The Swift Boat campaign was McManus' first and only foray into politics, and it came only after he retired from a successful career, becoming a lieutenant colonel in the Air Force and then a defense contract consultant. He had said he was compelled to speak out because of Kerry's 1971 Senate testimony, in which the future senator said soldiers had committed war crimes in Vietnam.
"For him, it wasn't about politics, it was about being in the military and what that stood for," said his wife of 41 years, Mary Jane McManus. "What Kerry did was something none of us would ever get over."
Born in New York City and raised in Babylon, McManus graduated magna cum laude from U.S. Air Force Academy in Colorado Springs, Colo., in 1964. Two years later, he was sent to Vietnam with the 390th Tactical Fighter Squadron at Danang Air Base but not before proposing to Mary Jane McCahill, also of Babylon. They married in March 1967 during a five-day furlough in Hawaii.
Three months later, McManus was shot down northeast of Hanoi. He later recalled in a PBS documentary, "Return With Honor," how village children stabbed him with bamboo as he was marched through villages. During his confinement, he said he was beaten and tortured for refusing to participate in anti-war propaganda.
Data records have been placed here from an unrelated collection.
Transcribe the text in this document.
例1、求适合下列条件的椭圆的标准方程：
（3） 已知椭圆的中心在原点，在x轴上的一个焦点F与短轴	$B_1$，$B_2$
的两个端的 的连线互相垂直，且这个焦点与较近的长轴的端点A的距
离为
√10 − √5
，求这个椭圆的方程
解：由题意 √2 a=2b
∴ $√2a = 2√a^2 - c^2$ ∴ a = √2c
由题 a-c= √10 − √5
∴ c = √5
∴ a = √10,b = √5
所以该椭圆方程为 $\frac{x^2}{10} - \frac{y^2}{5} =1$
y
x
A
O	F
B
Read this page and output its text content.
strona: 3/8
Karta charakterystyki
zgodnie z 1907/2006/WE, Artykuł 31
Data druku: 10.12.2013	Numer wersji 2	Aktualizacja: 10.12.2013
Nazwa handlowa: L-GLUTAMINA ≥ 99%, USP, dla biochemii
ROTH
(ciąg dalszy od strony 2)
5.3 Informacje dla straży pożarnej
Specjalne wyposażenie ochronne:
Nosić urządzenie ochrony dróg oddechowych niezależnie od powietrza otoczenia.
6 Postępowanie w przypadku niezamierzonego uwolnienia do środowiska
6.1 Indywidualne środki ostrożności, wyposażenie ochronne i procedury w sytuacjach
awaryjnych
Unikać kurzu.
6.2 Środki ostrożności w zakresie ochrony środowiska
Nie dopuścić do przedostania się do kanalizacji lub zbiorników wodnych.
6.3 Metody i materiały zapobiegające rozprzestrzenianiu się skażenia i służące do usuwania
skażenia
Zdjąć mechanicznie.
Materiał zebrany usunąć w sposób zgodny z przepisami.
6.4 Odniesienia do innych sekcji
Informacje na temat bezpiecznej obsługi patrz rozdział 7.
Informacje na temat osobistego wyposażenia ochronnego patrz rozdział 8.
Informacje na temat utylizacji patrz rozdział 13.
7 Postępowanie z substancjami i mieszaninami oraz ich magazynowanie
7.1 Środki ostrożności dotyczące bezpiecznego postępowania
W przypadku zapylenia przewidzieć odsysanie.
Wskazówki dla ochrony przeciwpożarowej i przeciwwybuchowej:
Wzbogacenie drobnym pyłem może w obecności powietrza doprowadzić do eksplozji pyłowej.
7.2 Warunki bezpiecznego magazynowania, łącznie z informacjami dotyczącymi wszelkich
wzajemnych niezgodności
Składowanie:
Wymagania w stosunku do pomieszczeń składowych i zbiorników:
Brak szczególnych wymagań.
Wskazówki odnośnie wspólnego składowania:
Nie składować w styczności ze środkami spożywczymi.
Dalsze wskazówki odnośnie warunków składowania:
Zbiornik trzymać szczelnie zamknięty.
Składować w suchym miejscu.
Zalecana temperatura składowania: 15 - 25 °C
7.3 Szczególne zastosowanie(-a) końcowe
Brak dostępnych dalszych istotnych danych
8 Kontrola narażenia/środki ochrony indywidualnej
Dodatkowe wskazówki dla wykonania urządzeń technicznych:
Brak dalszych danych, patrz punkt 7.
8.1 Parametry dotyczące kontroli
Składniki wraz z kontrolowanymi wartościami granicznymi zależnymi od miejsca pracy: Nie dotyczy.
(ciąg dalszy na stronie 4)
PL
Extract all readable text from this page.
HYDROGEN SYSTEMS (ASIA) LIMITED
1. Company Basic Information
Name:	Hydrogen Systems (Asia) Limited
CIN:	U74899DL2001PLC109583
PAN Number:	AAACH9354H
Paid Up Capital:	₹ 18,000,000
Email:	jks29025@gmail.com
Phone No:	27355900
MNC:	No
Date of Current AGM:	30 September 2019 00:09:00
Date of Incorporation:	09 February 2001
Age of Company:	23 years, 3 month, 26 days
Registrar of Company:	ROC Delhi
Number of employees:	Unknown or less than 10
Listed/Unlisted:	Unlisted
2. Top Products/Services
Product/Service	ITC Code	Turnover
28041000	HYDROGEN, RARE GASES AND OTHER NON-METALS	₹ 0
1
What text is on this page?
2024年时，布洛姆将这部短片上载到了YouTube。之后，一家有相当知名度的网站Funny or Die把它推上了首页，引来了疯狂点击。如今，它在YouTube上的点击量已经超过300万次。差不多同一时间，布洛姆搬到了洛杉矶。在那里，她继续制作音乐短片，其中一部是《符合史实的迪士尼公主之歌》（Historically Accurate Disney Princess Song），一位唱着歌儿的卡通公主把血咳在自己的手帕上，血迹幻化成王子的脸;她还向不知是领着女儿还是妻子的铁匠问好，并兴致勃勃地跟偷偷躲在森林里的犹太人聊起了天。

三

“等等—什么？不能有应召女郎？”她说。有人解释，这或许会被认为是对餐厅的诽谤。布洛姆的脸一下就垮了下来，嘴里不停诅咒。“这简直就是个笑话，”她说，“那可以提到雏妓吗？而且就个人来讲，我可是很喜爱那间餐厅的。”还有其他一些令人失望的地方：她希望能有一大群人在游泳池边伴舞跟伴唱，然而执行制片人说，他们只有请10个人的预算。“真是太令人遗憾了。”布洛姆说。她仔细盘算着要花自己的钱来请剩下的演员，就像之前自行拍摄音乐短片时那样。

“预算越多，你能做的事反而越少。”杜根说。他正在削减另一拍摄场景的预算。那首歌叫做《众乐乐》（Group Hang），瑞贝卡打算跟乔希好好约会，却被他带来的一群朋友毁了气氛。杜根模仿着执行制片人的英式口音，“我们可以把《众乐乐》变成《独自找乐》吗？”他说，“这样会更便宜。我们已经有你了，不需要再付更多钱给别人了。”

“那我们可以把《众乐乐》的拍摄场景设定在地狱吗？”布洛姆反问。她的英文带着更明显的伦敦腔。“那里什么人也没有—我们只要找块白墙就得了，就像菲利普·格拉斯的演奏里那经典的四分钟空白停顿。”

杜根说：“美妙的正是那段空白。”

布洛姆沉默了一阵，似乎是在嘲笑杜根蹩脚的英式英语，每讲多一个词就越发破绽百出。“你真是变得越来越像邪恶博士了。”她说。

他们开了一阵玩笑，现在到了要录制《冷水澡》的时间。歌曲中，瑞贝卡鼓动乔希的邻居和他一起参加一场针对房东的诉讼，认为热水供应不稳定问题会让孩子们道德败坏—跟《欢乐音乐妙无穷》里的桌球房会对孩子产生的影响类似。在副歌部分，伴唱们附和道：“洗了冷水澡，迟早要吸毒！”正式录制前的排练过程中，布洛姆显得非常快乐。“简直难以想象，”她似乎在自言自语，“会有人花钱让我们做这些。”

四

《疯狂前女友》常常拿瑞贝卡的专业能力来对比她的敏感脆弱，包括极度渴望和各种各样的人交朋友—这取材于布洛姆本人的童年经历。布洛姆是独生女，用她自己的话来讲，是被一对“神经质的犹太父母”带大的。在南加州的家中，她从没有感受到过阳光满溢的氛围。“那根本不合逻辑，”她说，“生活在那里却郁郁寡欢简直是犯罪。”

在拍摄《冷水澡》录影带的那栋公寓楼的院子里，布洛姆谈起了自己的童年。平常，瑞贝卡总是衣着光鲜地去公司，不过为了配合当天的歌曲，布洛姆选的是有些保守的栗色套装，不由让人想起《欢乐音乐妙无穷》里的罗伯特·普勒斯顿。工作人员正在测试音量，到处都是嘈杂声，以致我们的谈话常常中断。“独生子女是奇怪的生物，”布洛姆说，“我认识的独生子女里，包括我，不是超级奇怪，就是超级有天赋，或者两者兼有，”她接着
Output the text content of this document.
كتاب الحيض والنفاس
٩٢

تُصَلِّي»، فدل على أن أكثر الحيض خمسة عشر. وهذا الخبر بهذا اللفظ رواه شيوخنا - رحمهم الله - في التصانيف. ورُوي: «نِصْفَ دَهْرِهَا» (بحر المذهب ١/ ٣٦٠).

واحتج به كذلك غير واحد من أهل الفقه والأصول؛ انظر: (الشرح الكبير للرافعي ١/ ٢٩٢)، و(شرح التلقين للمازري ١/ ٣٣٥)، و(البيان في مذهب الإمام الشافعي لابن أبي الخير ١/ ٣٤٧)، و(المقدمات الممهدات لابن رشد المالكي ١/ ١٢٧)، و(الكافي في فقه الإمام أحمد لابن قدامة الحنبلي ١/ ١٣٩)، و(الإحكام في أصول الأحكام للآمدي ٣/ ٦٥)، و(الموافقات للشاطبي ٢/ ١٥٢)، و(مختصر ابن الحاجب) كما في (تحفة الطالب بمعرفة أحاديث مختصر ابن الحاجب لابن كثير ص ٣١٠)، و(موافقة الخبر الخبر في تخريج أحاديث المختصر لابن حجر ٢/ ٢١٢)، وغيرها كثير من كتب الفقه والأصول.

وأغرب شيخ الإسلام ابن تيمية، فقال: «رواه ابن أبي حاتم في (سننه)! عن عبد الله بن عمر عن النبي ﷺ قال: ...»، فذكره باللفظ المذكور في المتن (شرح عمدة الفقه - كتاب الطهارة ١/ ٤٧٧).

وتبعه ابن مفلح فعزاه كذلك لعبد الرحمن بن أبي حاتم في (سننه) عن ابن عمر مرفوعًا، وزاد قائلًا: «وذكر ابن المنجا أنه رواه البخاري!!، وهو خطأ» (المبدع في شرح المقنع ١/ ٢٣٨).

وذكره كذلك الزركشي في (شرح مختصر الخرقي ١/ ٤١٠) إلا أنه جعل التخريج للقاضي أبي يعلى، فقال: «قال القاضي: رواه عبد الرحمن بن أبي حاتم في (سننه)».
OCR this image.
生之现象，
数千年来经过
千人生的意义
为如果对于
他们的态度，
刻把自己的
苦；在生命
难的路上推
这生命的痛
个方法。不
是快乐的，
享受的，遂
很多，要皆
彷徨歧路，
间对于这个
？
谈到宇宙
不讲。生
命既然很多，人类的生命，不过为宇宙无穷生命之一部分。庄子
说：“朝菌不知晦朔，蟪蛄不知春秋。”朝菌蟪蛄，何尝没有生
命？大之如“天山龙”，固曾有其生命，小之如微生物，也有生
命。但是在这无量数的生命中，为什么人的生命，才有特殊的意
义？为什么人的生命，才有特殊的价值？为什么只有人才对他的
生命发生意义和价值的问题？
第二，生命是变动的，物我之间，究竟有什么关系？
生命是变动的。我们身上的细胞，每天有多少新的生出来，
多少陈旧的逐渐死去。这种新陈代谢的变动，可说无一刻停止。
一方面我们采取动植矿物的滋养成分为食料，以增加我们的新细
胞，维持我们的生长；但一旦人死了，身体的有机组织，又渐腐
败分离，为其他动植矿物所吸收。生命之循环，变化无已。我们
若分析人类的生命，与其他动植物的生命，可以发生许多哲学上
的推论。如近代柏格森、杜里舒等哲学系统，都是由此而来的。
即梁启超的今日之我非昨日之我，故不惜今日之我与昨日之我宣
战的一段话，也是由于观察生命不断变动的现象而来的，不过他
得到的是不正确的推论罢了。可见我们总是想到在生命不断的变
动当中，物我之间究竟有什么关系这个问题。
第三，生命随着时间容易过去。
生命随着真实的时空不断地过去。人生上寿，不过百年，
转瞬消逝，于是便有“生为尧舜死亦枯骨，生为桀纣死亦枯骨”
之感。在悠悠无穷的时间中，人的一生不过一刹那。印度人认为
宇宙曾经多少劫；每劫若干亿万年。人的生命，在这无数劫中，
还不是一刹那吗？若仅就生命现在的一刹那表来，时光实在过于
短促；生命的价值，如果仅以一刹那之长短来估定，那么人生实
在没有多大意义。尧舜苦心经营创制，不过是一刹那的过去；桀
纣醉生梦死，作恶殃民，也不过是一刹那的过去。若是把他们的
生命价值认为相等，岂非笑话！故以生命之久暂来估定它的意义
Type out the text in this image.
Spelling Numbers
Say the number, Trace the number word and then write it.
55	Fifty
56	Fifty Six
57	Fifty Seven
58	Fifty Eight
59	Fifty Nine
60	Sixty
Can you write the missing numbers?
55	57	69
One of his fellow captives in Hanoi was Navy pilot John McCain, who last week called Mary Jane McManus to express his condolences, she said.
McManus is survived by his wife and six children: Katie McManus, of Arlington, Va.; Bryan McManus and Molly McManus, both of Fairfax, Va.; John McManus and Lizzie McManus, both of Oakton, Va., and Maggie McManus of Eagle, Colo.; his sister, Karen McManus of Alexandria, Va.; and two brothers, Robert McManus of Massapequa, and Christopher McManus of Washington, D.C. He was preceded in death by son Kevin Roderic "Rory" McManus in 1999.